Idea Locker by Stephen Dodson

We’re Number 1…?

August 18, 2009 · 1 Comment

Wikipedia entry: Principal-Agent Problem.

“In political science and economics, the principal-agent problem or agency dilemma treats the difficulties that arise under conditions of incomplete and asymmetric information when a principal hires an agent, such as the problem that the two may not have the same interests, while the principal is, presumably, hiring the agent to pursue the interests of the former.”

The agency dilemma is one of, in not the, major conundrum for investors in public companies due to a fundamental set-up of the system: The people running the company don’t necessarily have the same interests as the people who own the company.  Private-equity investors have two primary advantages over public-market investors: First, the leverage mechanism is superior since, unlike buying stocks on margin, the ability for a bank to call back a loan is limited.  Second, a private-equity investor generally exerts operating control of the company, eliminating the agency issue.  E.g., a private owner of Broadcom wouldn’t have let the CEO Henry Nicholas III blow money on coke, hookers, and helicopters.  (Public-market investors have a few advantages of their own: Buying a stock on an exchange is immeasurably easier than negotiating a private transaction; there’s no control premium paid; and practically any investor can own a proportionate ownership interest in even the largest company.)

Managers want to run the biggest company.  Investors want to maximize returns.  A wonderfully sad example of this conflict at work is brand-new GM Chairman Ed Whitacare’s recent interview with the Wall Street Journal where he said being No.1 is “the position we should strive for… an American company that employs hundreds of thousands of people…We just want to be No.1.”  There’s more.  “I want to see it done quickly…the whole board wants to see it done quickly.”

Someone should remind Whitacare that GM had been No. 1 for the last 78 years.  A blind focus on market share is part of the reason that GM filed its inevitable bankruptcy — the financial crisis and recession only accelerated the timing.

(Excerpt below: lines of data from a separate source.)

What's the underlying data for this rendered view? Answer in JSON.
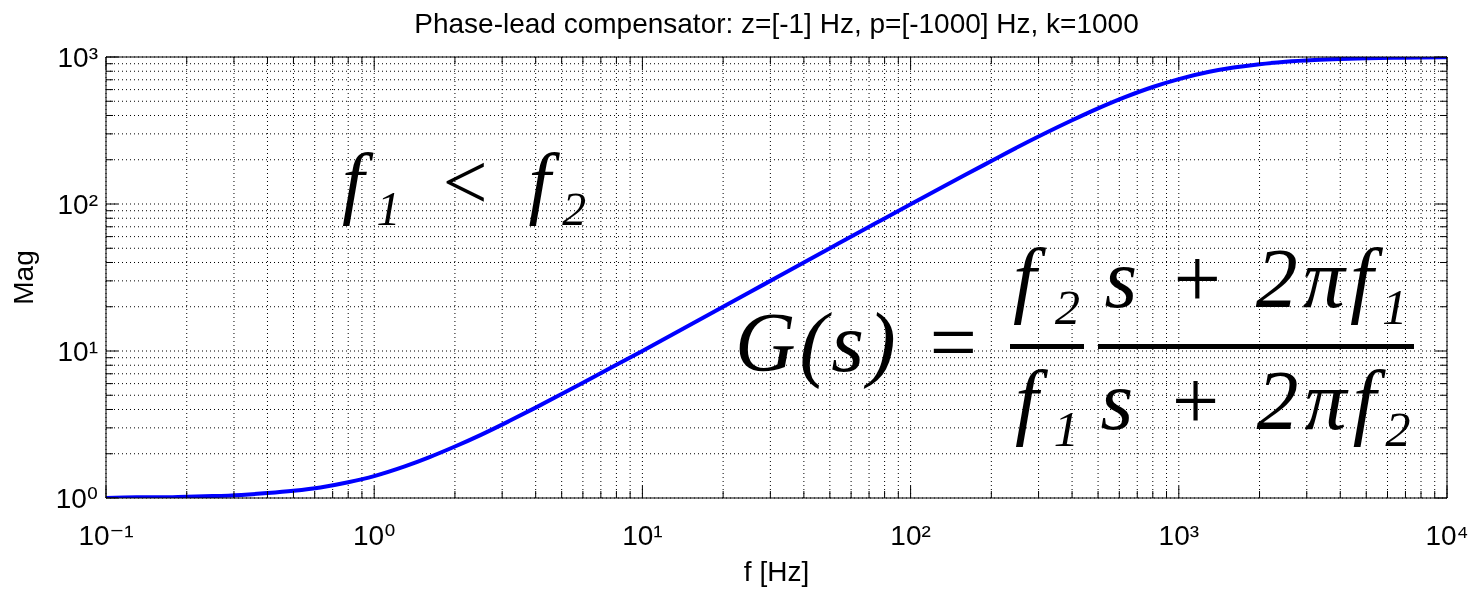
{
  "chart_data": {
    "type": "line",
    "title": "Phase-lead compensator: z=[-1] Hz, p=[-1000] Hz, k=1000",
    "xlabel": "f [Hz]",
    "ylabel": "Mag",
    "annotations": [
      "f₁ < f₂",
      "G(s) =",
      "f₂",
      "f₁",
      "s + 2πf₁",
      "s + 2πf₂"
    ],
    "x": [
      0.1,
      0.13,
      0.16,
      0.2,
      0.25,
      0.32,
      0.4,
      0.5,
      0.63,
      0.8,
      1,
      1.3,
      1.6,
      2,
      2.5,
      3.2,
      4,
      5,
      6.3,
      8,
      10,
      13,
      16,
      20,
      25,
      32,
      40,
      50,
      63,
      80,
      100,
      130,
      160,
      200,
      250,
      320,
      400,
      500,
      630,
      800,
      1000,
      1300,
      1600,
      2000,
      2500,
      3200,
      4000,
      5000,
      6300,
      8000,
      10000
    ],
    "values": [
      1.0,
      1.01,
      1.01,
      1.02,
      1.03,
      1.05,
      1.08,
      1.12,
      1.18,
      1.28,
      1.41,
      1.64,
      1.89,
      2.24,
      2.69,
      3.35,
      4.12,
      5.1,
      6.38,
      8.06,
      10.0,
      13.0,
      16.0,
      20.0,
      25.0,
      32.0,
      40.0,
      50.0,
      63.0,
      79.8,
      99.5,
      129,
      158,
      196,
      243,
      305,
      371,
      447,
      533,
      625,
      707,
      793,
      848,
      894,
      928,
      954,
      970,
      981,
      988,
      992,
      995
    ],
    "color": "#0000ff",
    "log": "xy",
    "grid": true,
    "xlim": [
      0.1,
      10000
    ],
    "ylim": [
      1,
      1000
    ],
    "xticks": [
      {
        "value": 0.1,
        "label": "10⁻¹"
      },
      {
        "value": 0.2,
        "label": null
      },
      {
        "value": 0.3,
        "label": null
      },
      {
        "value": 0.4,
        "label": null
      },
      {
        "value": 0.5,
        "label": null
      },
      {
        "value": 0.6,
        "label": null
      },
      {
        "value": 0.7,
        "label": null
      },
      {
        "value": 0.8,
        "label": null
      },
      {
        "value": 0.9,
        "label": null
      },
      {
        "value": 1,
        "label": "10⁰"
      },
      {
        "value": 2,
        "label": null
      },
      {
        "value": 3,
        "label": null
      },
      {
        "value": 4,
        "label": null
      },
      {
        "value": 5,
        "label": null
      },
      {
        "value": 6,
        "label": null
      },
      {
        "value": 7,
        "label": null
      },
      {
        "value": 8,
        "label": null
      },
      {
        "value": 9,
        "label": null
      },
      {
        "value": 10,
        "label": "10¹"
      },
      {
        "value": 20,
        "label": null
      },
      {
        "value": 30,
        "label": null
      },
      {
        "value": 40,
        "label": null
      },
      {
        "value": 50,
        "label": null
      },
      {
        "value": 60,
        "label": null
      },
      {
        "value": 70,
        "label": null
      },
      {
        "value": 80,
        "label": null
      },
      {
        "value": 90,
        "label": null
      },
      {
        "value": 100,
        "label": "10²"
      },
      {
        "value": 200,
        "label": null
      },
      {
        "value": 300,
        "label": null
      },
      {
        "value": 400,
        "label": null
      },
      {
        "value": 500,
        "label": null
      },
      {
        "value": 600,
        "label": null
      },
      {
        "value": 700,
        "label": null
      },
      {
        "value": 800,
        "label": null
      },
      {
        "value": 900,
        "label": null
      },
      {
        "value": 1000,
        "label": "10³"
      },
      {
        "value": 2000,
        "label": null
      },
      {
        "value": 3000,
        "label": null
      },
      {
        "value": 4000,
        "label": null
      },
      {
        "value": 5000,
        "label": null
      },
      {
        "value": 6000,
        "label": null
      },
      {
        "value": 7000,
        "label": null
      },
      {
        "value": 8000,
        "label": null
      },
      {
        "value": 9000,
        "label": null
      },
      {
        "value": 10000,
        "label": "10⁴"
      }
    ],
    "yticks": [
      {
        "value": 1,
        "label": "10⁰"
      },
      {
        "value": 2,
        "label": null
      },
      {
        "value": 3,
        "label": null
      },
      {
        "value": 4,
        "label": null
      },
      {
        "value": 5,
        "label": null
      },
      {
        "value": 6,
        "label": null
      },
      {
        "value": 7,
        "label": null
      },
      {
        "value": 8,
        "label": null
      },
      {
        "value": 9,
        "label": null
      },
      {
        "value": 10,
        "label": "10¹"
      },
      {
        "value": 20,
        "label": null
      },
      {
        "value": 30,
        "label": null
      },
      {
        "value": 40,
        "label": null
      },
      {
        "value": 50,
        "label": null
      },
      {
        "value": 60,
        "label": null
      },
      {
        "value": 70,
        "label": null
      },
      {
        "value": 80,
        "label": null
      },
      {
        "value": 90,
        "label": null
      },
      {
        "value": 100,
        "label": "10²"
      },
      {
        "value": 200,
        "label": null
      },
      {
        "value": 300,
        "label": null
      },
      {
        "value": 400,
        "label": null
      },
      {
        "value": 500,
        "label": null
      },
      {
        "value": 600,
        "label": null
      },
      {
        "value": 700,
        "label": null
      },
      {
        "value": 800,
        "label": null
      },
      {
        "value": 900,
        "label": null
      },
      {
        "value": 1000,
        "label": "10³"
      }
    ]
  }
}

Maximizing market share can be a goal that leads to maximizing shareholder returns.  For capital-intensive manufacturing businesses like autos, economies of scale is a powerful force.  But it’s not the only force.  A smaller manufacturer like BMW can be much more profitable.  If Whitacare had said something like, “We’ve thought about it really hard and calculated that the best way to maximize shareholder returns is to increase market share,” that would have made sense.  But instead he uses language like “an American company,” and the phrase “just want to be No. 1″ implies that is the goal, not the means to a more important goal.

Being Number One isn’t synonymous with being the best.  Being the largest seller of massively underpriced hurricane insurance to Florida homeowners is like being a casino that pays out 120% on its slots.  GM irrationally going after bragging rights isn’t much different.

Categories: Economics

1 response so far ↓

  • Douglas // August 19, 2009 at 3:24 am | Reply

    I had hoped this article would have been about health care – one of the principle areas where the p-a dilemma is a major problem. As for GM – are you really under any illusions that this is not a politicized company at this point? With Uncle Sam and the UAW now the biggest shareholders, I’m not so sure profits matter, but PR sure as hell does. It’s bad business, I agree, but GM is not a typical business anymore.